While over 80 percent of all coffee in Uganda is grown by smallholders with less than two acres per household they often operate as part of bigger company’s value chains. Now the big companies who are top buyers of Ugandan coffee will require that the smallholder farmers who are part of their value chain conduct due diligence which can be cumbersome.
Additionally, small-scale coffee farmers in Uganda are likely to lack the resources and expertise to comply with these requirements at a time when the sector Authority couldn’t get proper funding from the government to facilitate the exercise, which is an indication that could lead to their exclusion from the EU market.
The report also reveals Incoherence with trade agreements and Bilateral Investment Treaties (BITs). For example, trade agreements like the Economic Partnership Agreement (EPA) make it difficult for Uganda to impose taxes on green coffee exports by advocating against the imposition of export taxes.
This creates a situation where Uganda remains a perpetual supplier of green coffee beans, leading to limited retention of economic value from coffee.
Furthermore, Investment Agreements continue to exclude obligations on performance requirements which are critical to promoting transfer of technology, and environmental and labour rights protection.
Through threatening host states with Investor States Disputes Settlement (ISDS), investors have often reduced the power of the state to regulate investments in the interest of communities and the environment. Therefore, separating the CS3D directive from other critical policies and agreements that are in direct conflict with it leads to incoherence and a likelihood of this policy not supporting Uganda's compliance with the directive.
While it is assumed that compliance with the CS3D Directive will lead to increased income for farmers in coffee sectors this is not likely given the rigged rules in the coffee supply chain. It is important to note that the Directive does not address means of improving the coffee value chain in coffee-producing countries which is a right to development.The other worry in the report is the risk of displacement of small-scale coffee producers. Due diligence obligations in the agriculture sector will apply to all companies with more than 250 employees and an annual net turnover of more than 40 million euros. This threshold excludes SMEs, except those that operate in a bigger company’s value chain.

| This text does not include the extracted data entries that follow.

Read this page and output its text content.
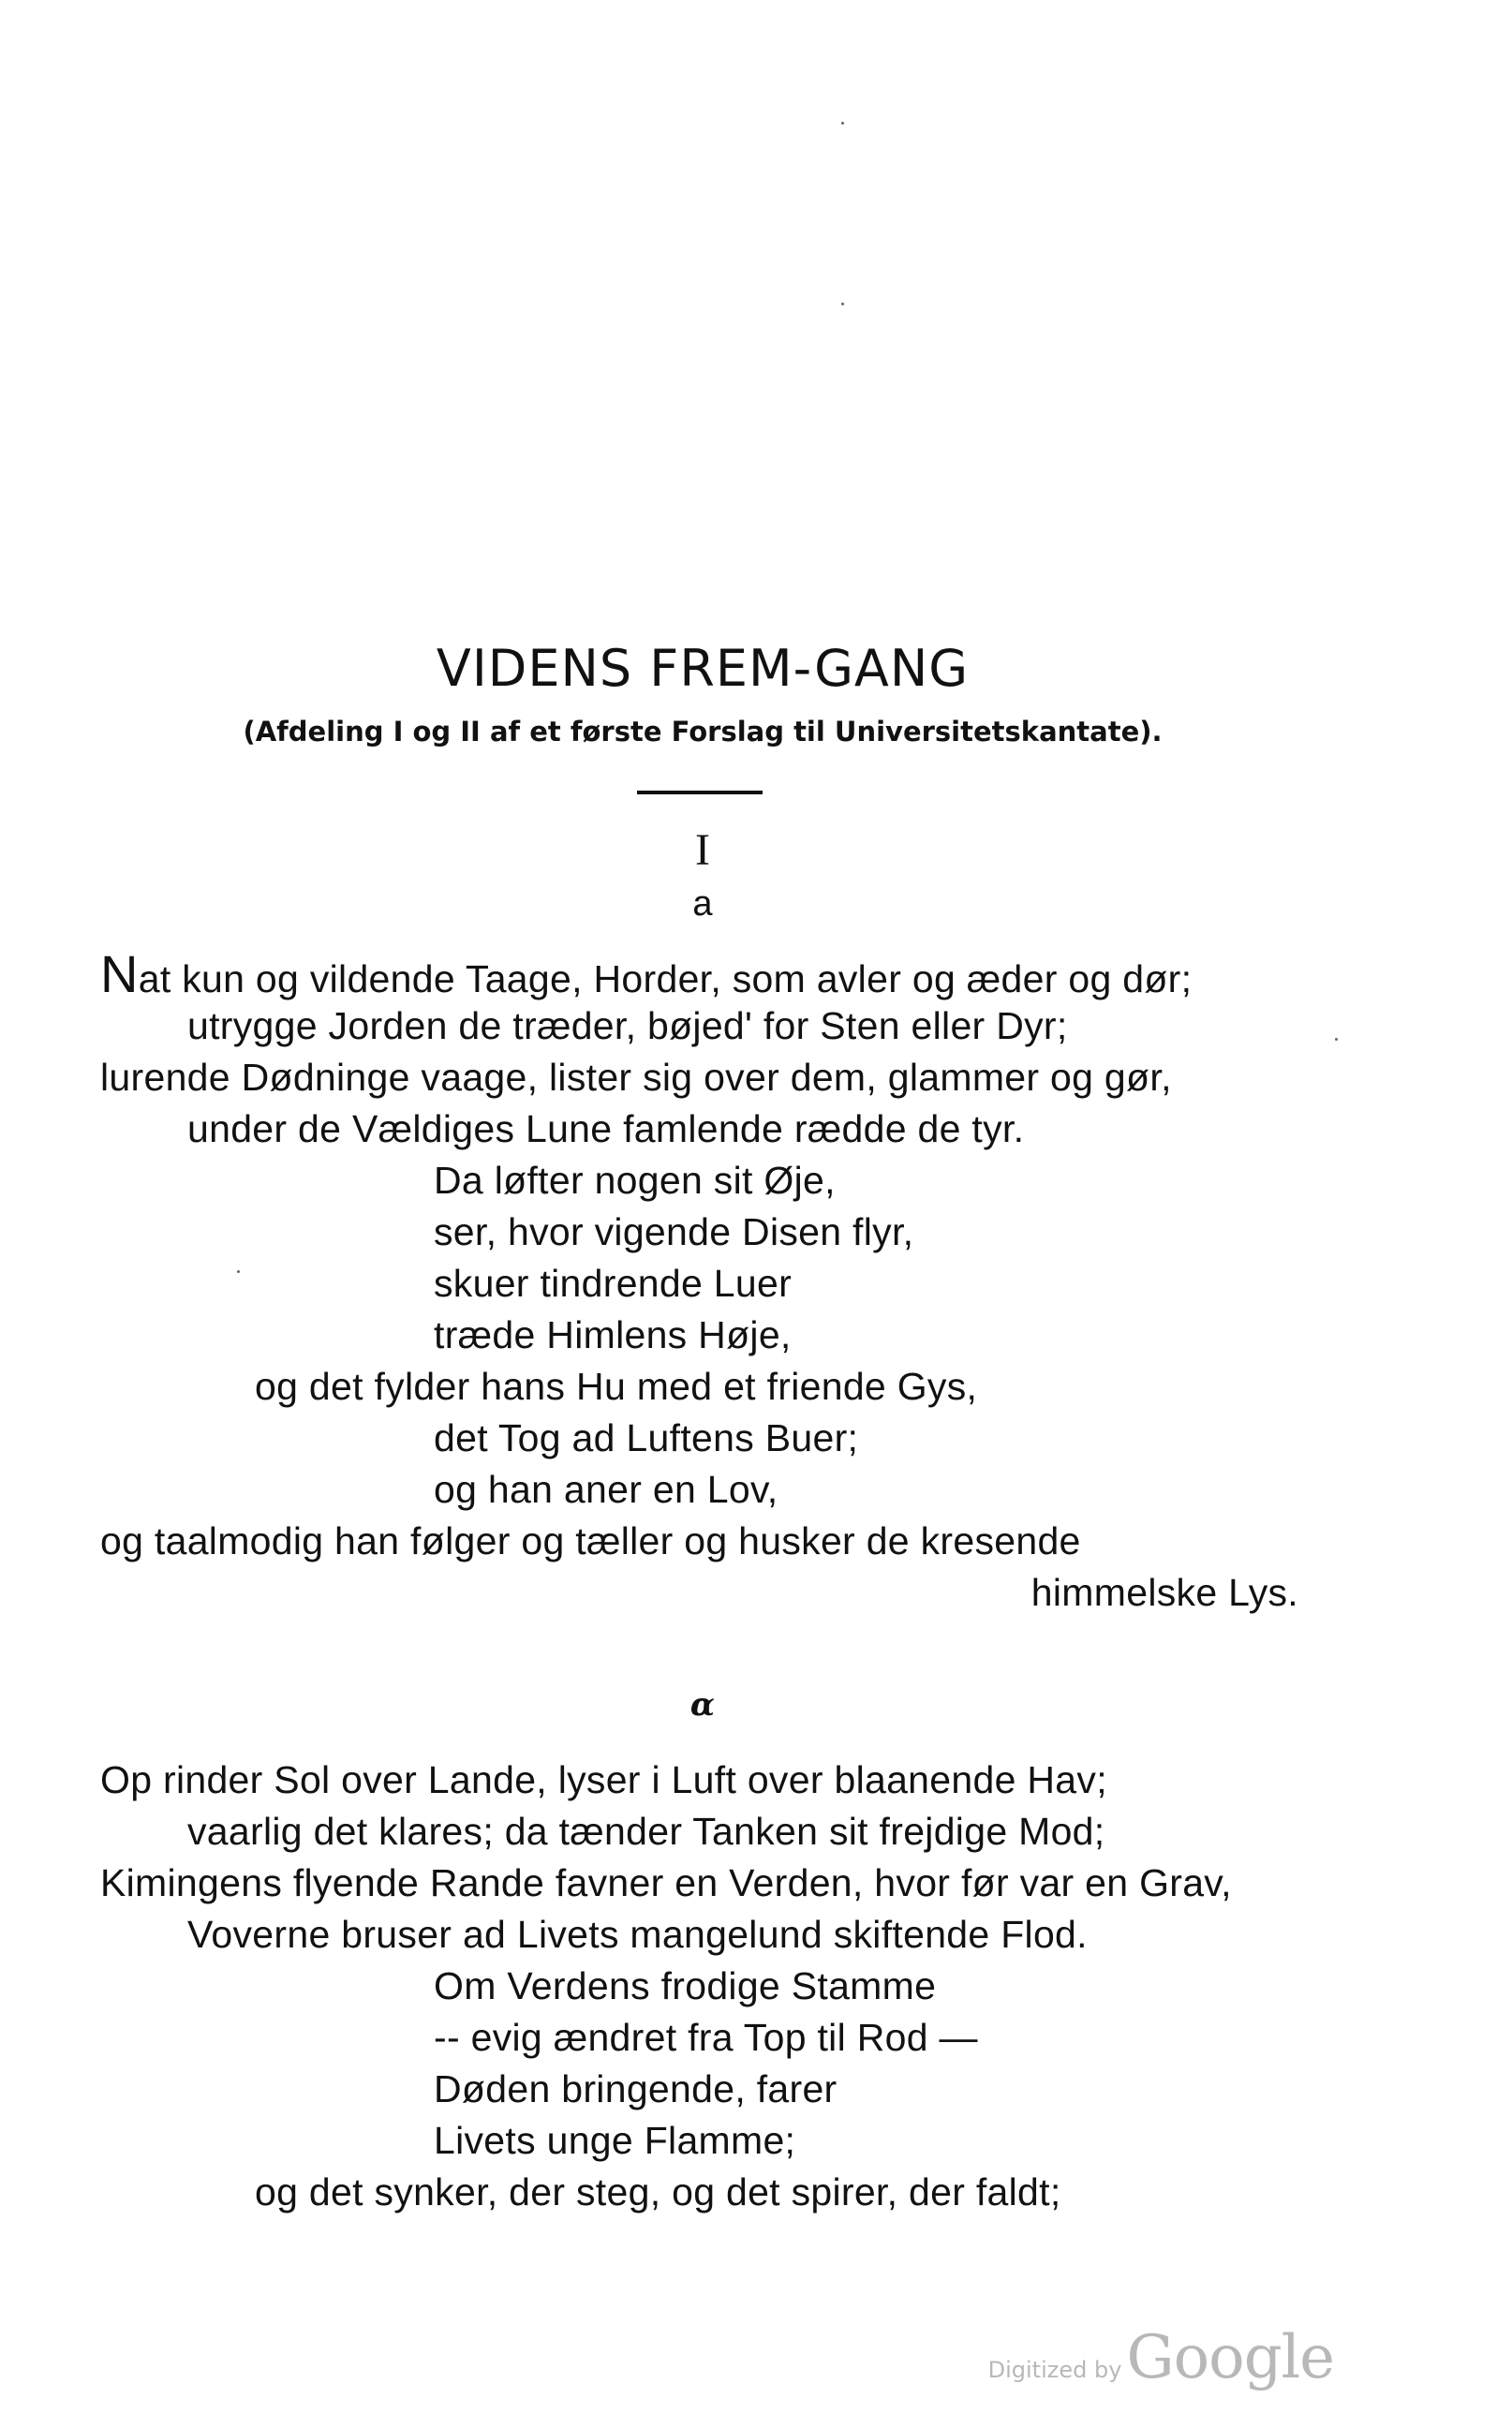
VIDENS FREM-GANG
(Afdeling I og II af et første Forslag til Universitetskantate).
I
a
Nat kun og vildende Taage, Horder, som avler og æder og dør;
utrygge Jorden de træder, bøjed' for Sten eller Dyr;
lurende Dødninge vaage, lister sig over dem, glammer og gør,
under de Vældiges Lune famlende rædde de tyr.
Da løfter nogen sit Øje,
ser, hvor vigende Disen flyr,
skuer tindrende Luer
træde Himlens Høje,
og det fylder hans Hu med et friende Gys,
det Tog ad Luftens Buer;
og han aner en Lov,
og taalmodig han følger og tæller og husker de kresende
himmelske Lys.
α
Op rinder Sol over Lande, lyser i Luft over blaanende Hav;
vaarlig det klares; da tænder Tanken sit frejdige Mod;
Kimingens flyende Rande favner en Verden, hvor før var en Grav,
Voverne bruser ad Livets mangelund skiftende Flod.
Om Verdens frodige Stamme
-- evig ændret fra Top til Rod —
Døden bringende, farer
Livets unge Flamme;
og det synker, der steg, og det spirer, der faldt;
Digitized by Google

However, while it is unintended, the CS3D could result in unintended consequences, such as the displacement of small-scale coffee producers and the emergence of large-scale agribusinesses that are better equipped to comply with the directive. This could lead to further concentration in the coffee industry, reducing competition and innovation and potentially harming the environment and local communities.
In the FY 2024/25 National Budget, the government allocated Shs13.9 billion to the Uganda Coffee Development Authority (UCDA) to commence the mapping of coffee farms, which is a precursor for a traceability system. The total Budget required by UCDA for traceability is in the range of Shs35.6 billion – which is not available currently.
However, the deadline for Uganda to meet EU traceability requirements and therefore deemed compliant is December, 31st, 2024 which Ms Jane Nalunga, an expert on trade and investment, says: “Is a limited time to have concluded the mapping exercise.”